What is more there generally remains a level of social stratification and wealth extraction by the elites on all of these societies, you almost always have a chief and a shaman who each will demand a relatively larger share.

So I question the whole premise which would identify hunter-gatherer with 'subsistence', if the fishing is good or the game plenty and the berry picking and nut gathering easy you can have plenty of time to sit around telling stories with a full stomach. Plenty of people spend big money to duplicate the life of a hunter-gatherer, there not being much to separate lounging in a hut wearing a loin cloth from resting in a beach cabana wearing a bikini except the general availability of indoor plumbing and the fact that someone else is catching the fish.

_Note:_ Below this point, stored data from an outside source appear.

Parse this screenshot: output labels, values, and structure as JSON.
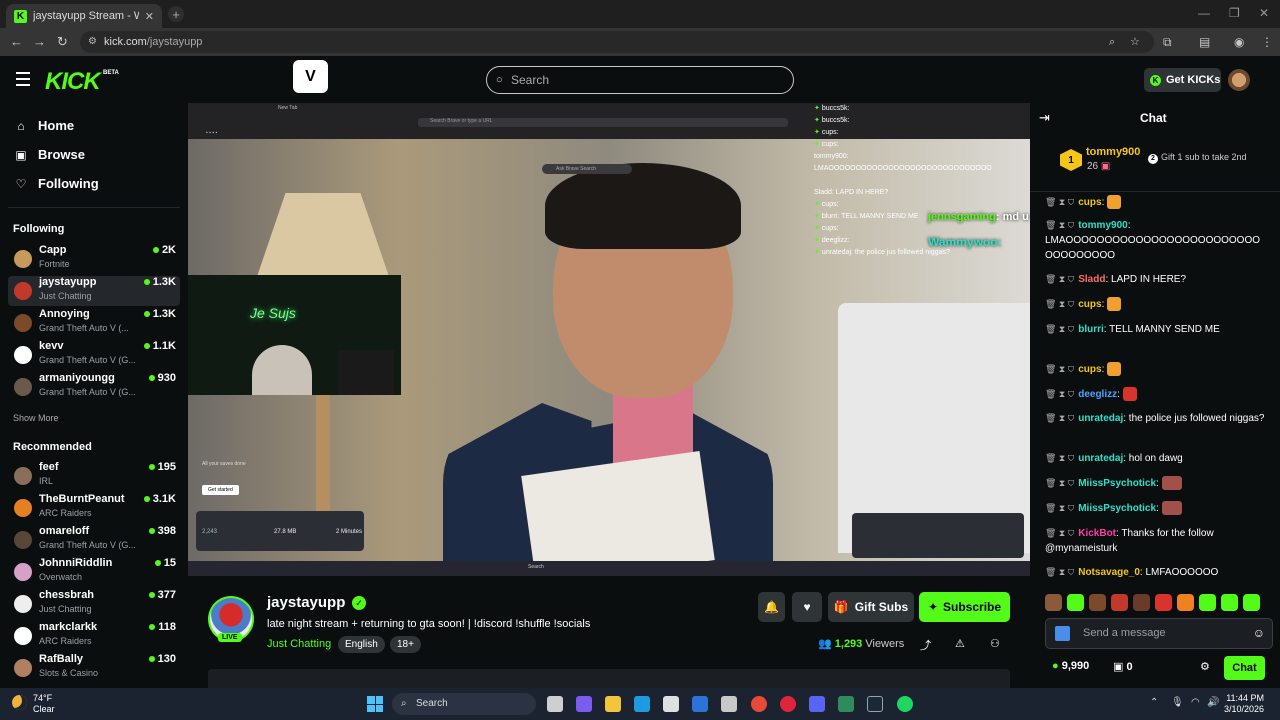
{
  "browser": {
    "tab_title": "jaystayupp Stream - Watch Live",
    "url_host": "kick.com",
    "url_path": "/jaystayupp"
  },
  "header": {
    "logo": "KICK",
    "beta": "BETA",
    "search_placeholder": "Search",
    "get_kicks": "Get KICKs"
  },
  "sidebar": {
    "nav": [
      {
        "label": "Home",
        "icon": "home-icon"
      },
      {
        "label": "Browse",
        "icon": "browse-icon"
      },
      {
        "label": "Following",
        "icon": "heart-icon"
      }
    ],
    "following_title": "Following",
    "following": [
      {
        "name": "Capp",
        "category": "Fortnite",
        "viewers": "2K",
        "color": "#c79a5b"
      },
      {
        "name": "jaystayupp",
        "category": "Just Chatting",
        "viewers": "1.3K",
        "color": "#c0392b"
      },
      {
        "name": "Annoying",
        "category": "Grand Theft Auto V (...",
        "viewers": "1.3K",
        "color": "#7a4a2a"
      },
      {
        "name": "kevv",
        "category": "Grand Theft Auto V (G...",
        "viewers": "1.1K",
        "color": "#ffffff"
      },
      {
        "name": "armaniyoungg",
        "category": "Grand Theft Auto V (G...",
        "viewers": "930",
        "color": "#6b5a4a"
      }
    ],
    "show_more": "Show More",
    "recommended_title": "Recommended",
    "recommended": [
      {
        "name": "feef",
        "category": "IRL",
        "viewers": "195",
        "color": "#8a6e5a"
      },
      {
        "name": "TheBurntPeanut",
        "category": "ARC Raiders",
        "viewers": "3.1K",
        "color": "#e67e22"
      },
      {
        "name": "omareloff",
        "category": "Grand Theft Auto V (G...",
        "viewers": "398",
        "color": "#5a4636"
      },
      {
        "name": "JohnniRiddlin",
        "category": "Overwatch",
        "viewers": "15",
        "color": "#d6a0c8"
      },
      {
        "name": "chessbrah",
        "category": "Just Chatting",
        "viewers": "377",
        "color": "#eeeeee"
      },
      {
        "name": "markclarkk",
        "category": "ARC Raiders",
        "viewers": "118",
        "color": "#ffffff"
      },
      {
        "name": "RafBally",
        "category": "Slots & Casino",
        "viewers": "130",
        "color": "#b08060"
      }
    ]
  },
  "video": {
    "overlay_user": "jennsgaming",
    "overlay_text": "md u going to the brandrisk event?",
    "overlay_user2": "Wammywoo",
    "embedded_chat": [
      "buccs5k:",
      "buccs5k:",
      "cups:",
      "cups:",
      "tommy900: LMAOOOOOOOOOOOOOOOOOOOOOOOOOOOOOO",
      "Sladd: LAPD IN HERE?",
      "cups:",
      "blurri: TELL MANNY SEND ME",
      "cups:",
      "deeglizz:",
      "unratedaj: the police jus followed niggas?"
    ],
    "inner_search": "Search Brave or type a URL",
    "inner_tab": "New Tab",
    "promo_button": "Get started",
    "stats": [
      "2,243",
      "27.8 MB",
      "2 Minutes"
    ],
    "taskbar_search": "Search",
    "neon_text": "Je Sujs"
  },
  "stream": {
    "name": "jaystayupp",
    "title": "late night stream + returning to gta soon! | !discord !shuffle !socials",
    "category": "Just Chatting",
    "tags": [
      "English",
      "18+"
    ],
    "live": "LIVE",
    "gift_subs": "Gift Subs",
    "subscribe": "Subscribe",
    "viewers_count": "1,293",
    "viewers_label": "Viewers"
  },
  "chat": {
    "title": "Chat",
    "pinned": {
      "rank": "1",
      "user": "tommy900",
      "count": "26",
      "gift_cta": "Gift 1 sub to take 2nd"
    },
    "messages": [
      {
        "user": "cups",
        "color": "#f5c518",
        "text": ""
      },
      {
        "user": "tommy900",
        "color": "#2fe0c9",
        "text": "LMAOOOOOOOOOOOOOOOOOOOOOOOOOOOOOOOOOO"
      },
      {
        "user": "Sladd",
        "color": "#ff6b6b",
        "text": "LAPD IN HERE?"
      },
      {
        "user": "cups",
        "color": "#f5c518",
        "text": ""
      },
      {
        "user": "blurri",
        "color": "#2fe0c9",
        "text": "TELL MANNY SEND ME"
      },
      {
        "user": "cups",
        "color": "#f5c518",
        "text": ""
      },
      {
        "user": "deeglizz",
        "color": "#4aa3ff",
        "text": ""
      },
      {
        "user": "unratedaj",
        "color": "#2fe0c9",
        "text": "the police jus followed niggas?"
      },
      {
        "user": "unratedaj",
        "color": "#2fe0c9",
        "text": "hol on dawg"
      },
      {
        "user": "MiissPsychotick",
        "color": "#2fe0c9",
        "text": ""
      },
      {
        "user": "MiissPsychotick",
        "color": "#2fe0c9",
        "text": ""
      },
      {
        "user": "KickBot",
        "color": "#ff3fa4",
        "text": "Thanks for the follow @mynameisturk"
      },
      {
        "user": "Notsavage_0",
        "color": "#f5c518",
        "text": "LMFAOOOOOO"
      }
    ],
    "input_placeholder": "Send a message",
    "kicks_balance": "9,990",
    "subs_balance": "0",
    "chat_button": "Chat"
  },
  "taskbar": {
    "temp": "74°F",
    "condition": "Clear",
    "search": "Search",
    "time": "11:44 PM",
    "date": "3/10/2026"
  },
  "colors": {
    "accent": "#53fc18",
    "bg": "#0b0e0f",
    "panel": "#2f3437"
  }
}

A final semi-related note. In the typical farm system in medieval England the plowing was done with an ox team of eight beasts, yet a study of the sources show that a middling peasants farmer would only own two. Which means on average four peasants would have to cooperate to make up a plow team. But it only takes two people to actually operate a plow, a plowsman and someone to goad the oxen, and the latter task often fell to a boy. Given that this shared team was sufficient to plow the holdings of everyone that contributed to it, it follows that the typical peasant only plowed his fields in one day out of four. Someone alert the Sandwichman, the notion that the typical peasant's labor is exploited to and often beyond subsistence needs a lot more examination than it typically gets.

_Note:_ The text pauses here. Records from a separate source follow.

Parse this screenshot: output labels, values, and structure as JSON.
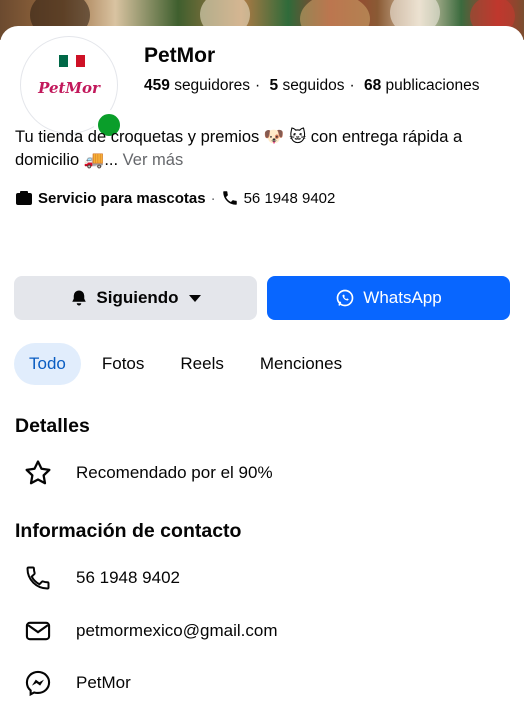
{
  "profile": {
    "name": "PetMor",
    "logo_text": "PetMor",
    "followers_count": "459",
    "followers_label": "seguidores",
    "following_count": "5",
    "following_label": "seguidos",
    "posts_count": "68",
    "posts_label": "publicaciones",
    "bio": "Tu tienda de croquetas y premios 🐶 🐱 con entrega rápida a domicilio 🚚...",
    "see_more": "Ver más",
    "category": "Servicio para mascotas",
    "phone_meta": "56 1948 9402",
    "status_color": "#0a9e2a"
  },
  "actions": {
    "following_label": "Siguiendo",
    "whatsapp_label": "WhatsApp",
    "accent": "#0866ff"
  },
  "tabs": [
    {
      "label": "Todo",
      "active": true
    },
    {
      "label": "Fotos",
      "active": false
    },
    {
      "label": "Reels",
      "active": false
    },
    {
      "label": "Menciones",
      "active": false
    }
  ],
  "details": {
    "title": "Detalles",
    "recommended": "Recomendado por el 90%"
  },
  "contact": {
    "title": "Información de contacto",
    "phone": "56 1948 9402",
    "email": "petmormexico@gmail.com",
    "messenger": "PetMor"
  }
}
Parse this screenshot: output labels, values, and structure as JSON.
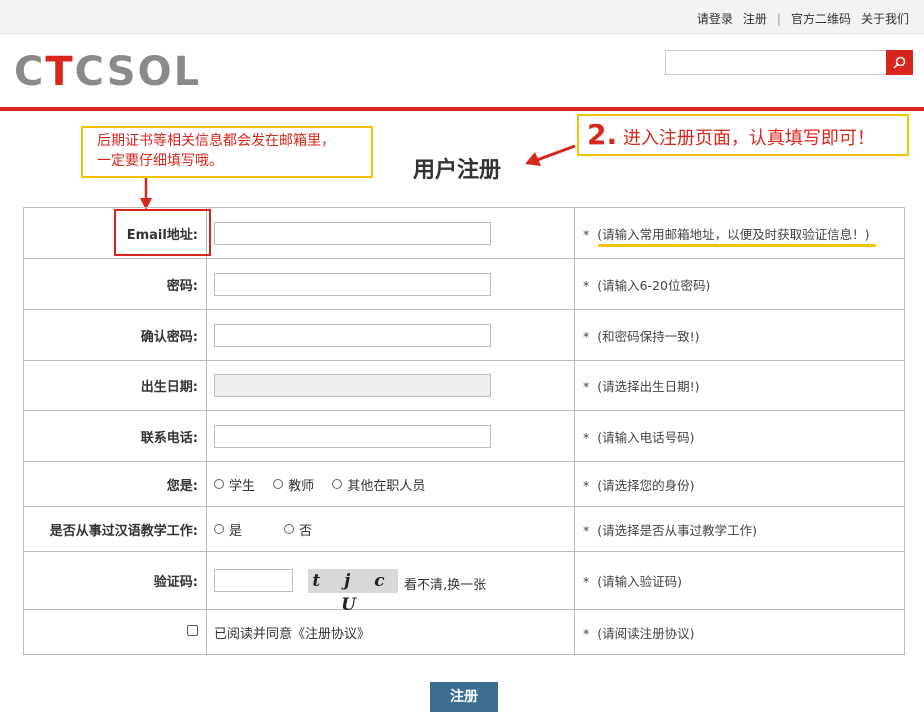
{
  "topbar": {
    "login": "请登录",
    "register": "注册",
    "separator": "|",
    "qrcode": "官方二维码",
    "about": "关于我们"
  },
  "logo": {
    "part1": "C",
    "part2": "T",
    "part3": "CSOL"
  },
  "search": {
    "placeholder": ""
  },
  "annotations": {
    "note1_line1": "后期证书等相关信息都会发在邮箱里，",
    "note1_line2": "一定要仔细填写哦。",
    "note2_num": "2.",
    "note2_text": " 进入注册页面，认真填写即可！"
  },
  "page_title": "用户注册",
  "form": {
    "email_label": "Email地址:",
    "email_tip": "(请输入常用邮箱地址，以便及时获取验证信息！)",
    "password_label": "密码:",
    "password_tip": "(请输入6-20位密码)",
    "confirm_label": "确认密码:",
    "confirm_tip": "(和密码保持一致!)",
    "birth_label": "出生日期:",
    "birth_tip": "(请选择出生日期!)",
    "phone_label": "联系电话:",
    "phone_tip": "(请输入电话号码)",
    "role_label": "您是:",
    "role_options": [
      "学生",
      "教师",
      "其他在职人员"
    ],
    "role_tip": "(请选择您的身份)",
    "teach_label": "是否从事过汉语教学工作:",
    "teach_options": [
      "是",
      "否"
    ],
    "teach_tip": "(请选择是否从事过教学工作)",
    "captcha_label": "验证码:",
    "captcha_text": "t j c U",
    "captcha_change": "看不清,换一张",
    "captcha_tip": "(请输入验证码)",
    "agree_text": "已阅读并同意《注册协议》",
    "agree_tip": "(请阅读注册协议)",
    "required_mark": "*"
  },
  "submit_label": "注册",
  "colors": {
    "brand_red": "#d9261c",
    "highlight_yellow": "#f2c200",
    "submit_blue": "#3c6e91"
  }
}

For example much is made of the fact that peasants paid a certain amount of their rent in kind, which if this was meant for the landlord's subsistence would suggest a schedule. Yet sources I examined back in the day suggested that the obligation was seasonal with everyone delivering the eggs or the chicken or whatever on the same day which given the lack of methods for preserving perishables means some immediate consumption. When you further observe that this rendering in kind often coincided with a feast day you begin to wonder if exaction has blended over into potluck. (I don't know if there has ever been a systematic study of the time relation between rent rendition and feast days, I present this as an observation and nothing more.)

Anonymous said...

Bruce,

100% agreement re. gatherer/hunters but, at least on my reading of Marx, I don't think it correct to characterize his analysis as having been one of some predetermined and mechanistic progression.

Bruce Webb said...

Juan my reading of Marx is a couple of decades old, but it is my clear recollection that he considered nomadism as a predessor state to agriculture which in turn resulted in tragic results under Lenin and Stalin as nomads were resettled as agriculturalists on land that simply did not support crop production. Perhaps this was simply impressionistic, but it remains vivid,then again it has been a long time since I took Prof Smith's course on nomadism. Pointers are always welcome.

Anonymous said...

Good anarchist argument, Bruce.

Unfortunately it doesn't look like division of labor is going away anytime soon, if anything it's getting higher. So, it looks like Marx was right after all.

Anonymous said...

Bruce,

I understand that Marx's work is in the U.S. most often seen as represented in Stalinist state capitalisms, but they were distinct... just as to believe that Lenin's application was based entirely on a Marx he could not have read at the time...
this sort of stuff, notions of correspondance, becomes/is anti-communist ideological garbage but a garbage facilitated by Stalin's own claims, 'free world' red-scare and cold war idiocies...reverberating and compounding each groups stupidities so often realized in not-so-cold-ways.

My point was simply that Marx's dialectical method was not, and could not be, one of deterministic stagism with some auto-mechanical progression from A to B to C to... and no coexistence of contradictory modes of production and different class structures any more than that real retrogressions are impossible. IICR, this was evident in such as his letters to Vera Zasulich (sp?) and within better known writings such as the Grundrisse.
Anyway, my reading of Marx was informed less from academics than experience prior to, which was one large reason I'd always found the whole 'stagist' argument fairly absurd or at least disconnected.